Wat betreft de gelijkstelling met de vervolgde gaat het er om of er redelijkerwijs verband bestaat tussen de bij appellant aanwezige psychische klachten en het omkomen van zijn vader. Het moet daarbij gaan om directe gevolgen die het overlijden van de vader voor de psychische gesteldheid van appellant heeft gehad en niet om de meer indirecte gevolgen zoals het ontbreken van een vaderfiguur bij de opvoeding (CRvB 21 maart 2013, ECLI:NL:CRVB:2013:256).
2.3.
De bij het bestreden besluit gehandhaafde weigering om appellant met de vervolgde gelijk te stellen is in overeenstemming met adviezen van een tweetal geneeskundig adviseurs. Deze adviezen berusten in hoofdzaak op een persoonlijk onderhoud dat appellant heeft gehad met een van deze adviseurs, de arts R.J. Roelofs.
2.4.
De Raad acht onvoldoende draagkrachtig gemotiveerd waarom in het geval van appellant het omkomen van de vader niet heeft geleid tot redelijkerwijs daaraan toe te schrijven psychische klachten.

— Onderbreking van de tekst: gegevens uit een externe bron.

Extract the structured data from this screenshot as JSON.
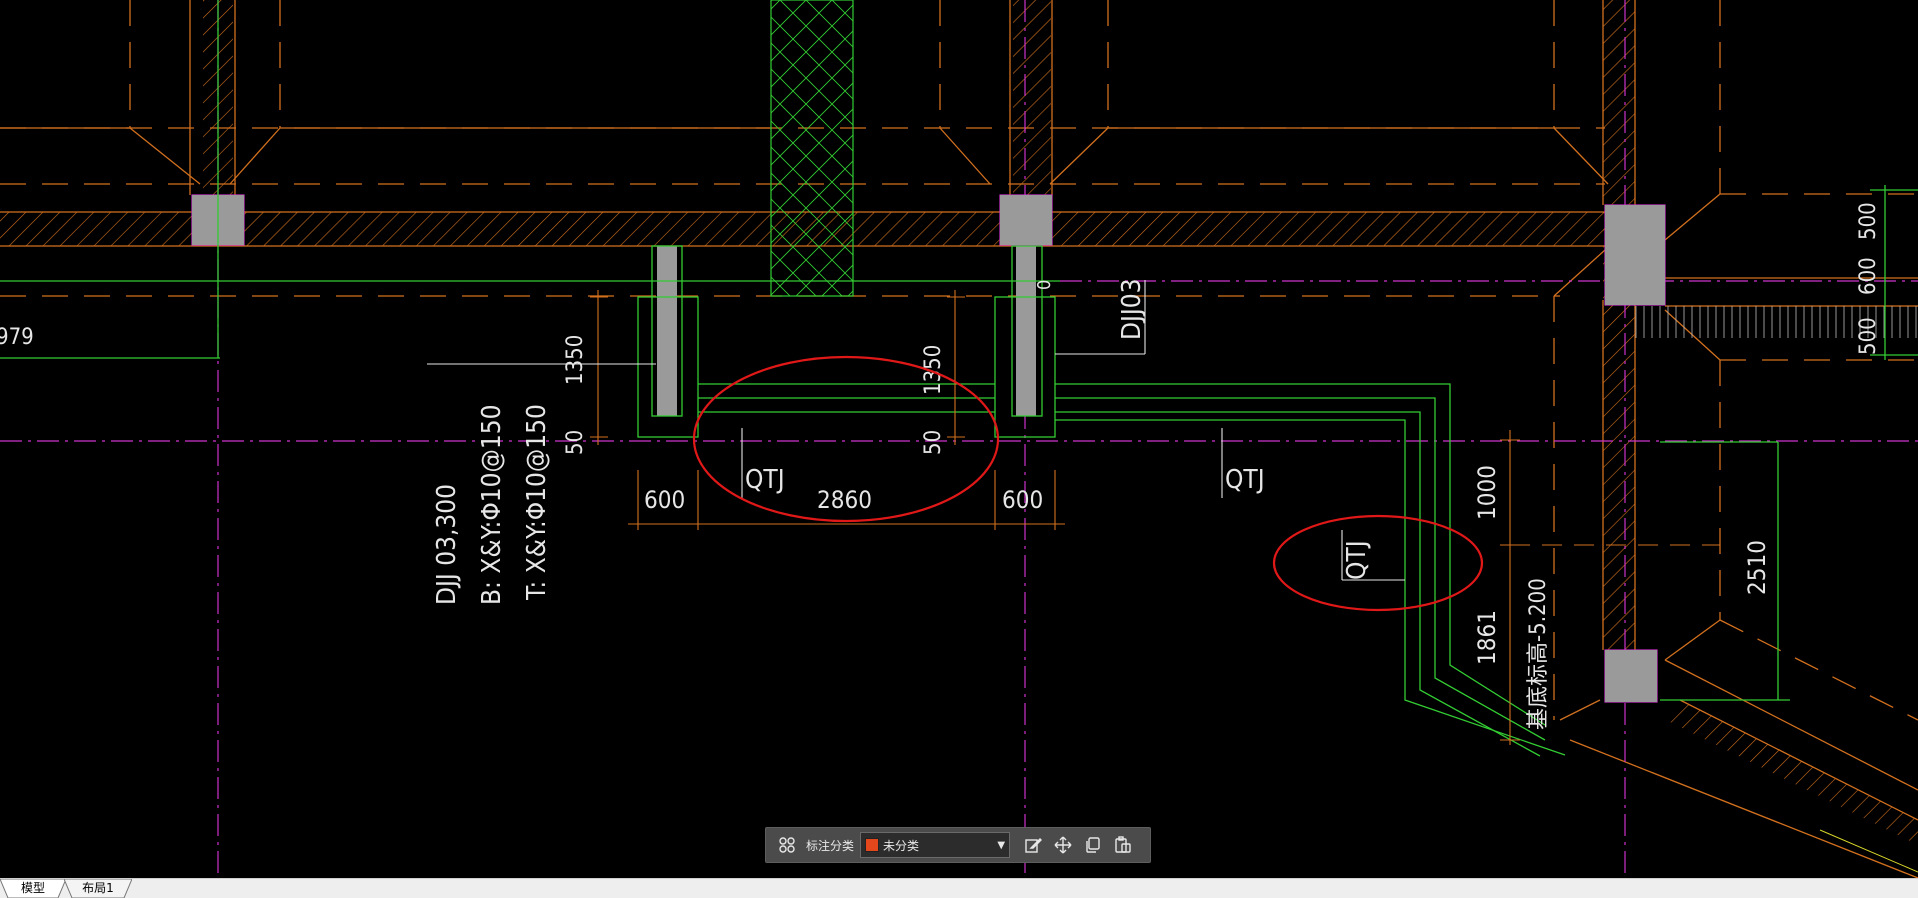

Appellant heeft uitvoerig uiteengezet welk een bepalende rol het overlijden van zijn vader in zijn leven heeft gespeeld. Onvoldoende duidelijk is geworden waarom verweerder van mening is dat het hier uitsluitend gaat om indirecte gevolgen die niet mogen meetellen. Verder is van belang dat de broer van appellant wél met de vervolgde gelijk is gesteld, hoewel uit de beschikbare gegevens ook in zijn geval niet kan worden afgeleid dat sprake is van een direct verband tussen de psychische klachten en het overlijden als zodanig. De broer was ten tijde van het overlijden van de vader pas ongeveer twee jaar oud en heeft lange tijd bij een gastoudergezin verbleven. Hetgeen ter zitting is opgemerkt over een onderscheid tussen As I problematiek en As II problematiek, heeft voorts de indruk doen ontstaan dat verweerder niet zo strikt aan het vereiste van een direct verband zou hebben vastgehouden indien bij appellant (ook) op As I psychiatrische problematiek zou zijn vastgesteld. Dit doet de vraag rijzen waar verweerder precies de grens legt. Deze vraag klemt te meer nu verweerder ter zitting heeft aangevoerd dat het gevoel van gemis van de vader niet de persoonlijkheidsproblematiek van appellant kan verklaren. Deze argumentatie doet vermoeden dat verweerder op zichzelf bereid zou zijn geweest om ook meer indirecte nadelige gevolgen voor de psychische gesteldheid te laten meewegen.
2.5.
De Raad zal verweerder opdragen deze motiveringsgebreken in het bestreden besluit te herstellen.

BESLISSING

De Centrale Raad van Beroep draagt verweerder op binnen zes weken na verzending van deze uitspraak de gebreken in het besluit van 30 januari 2013 te herstellen overeenkomstig hetgeen de Raad heeft overwogen.
Deze uitspraak is gedaan door A. Beuker-Tilstra als voorzitter en R. Kooper en
B.J. van de Griend als leden, in tegenwoordigheid van E. Heemsbergen als griffier. De beslissing is uitgesproken in het openbaar op 13 november 2014.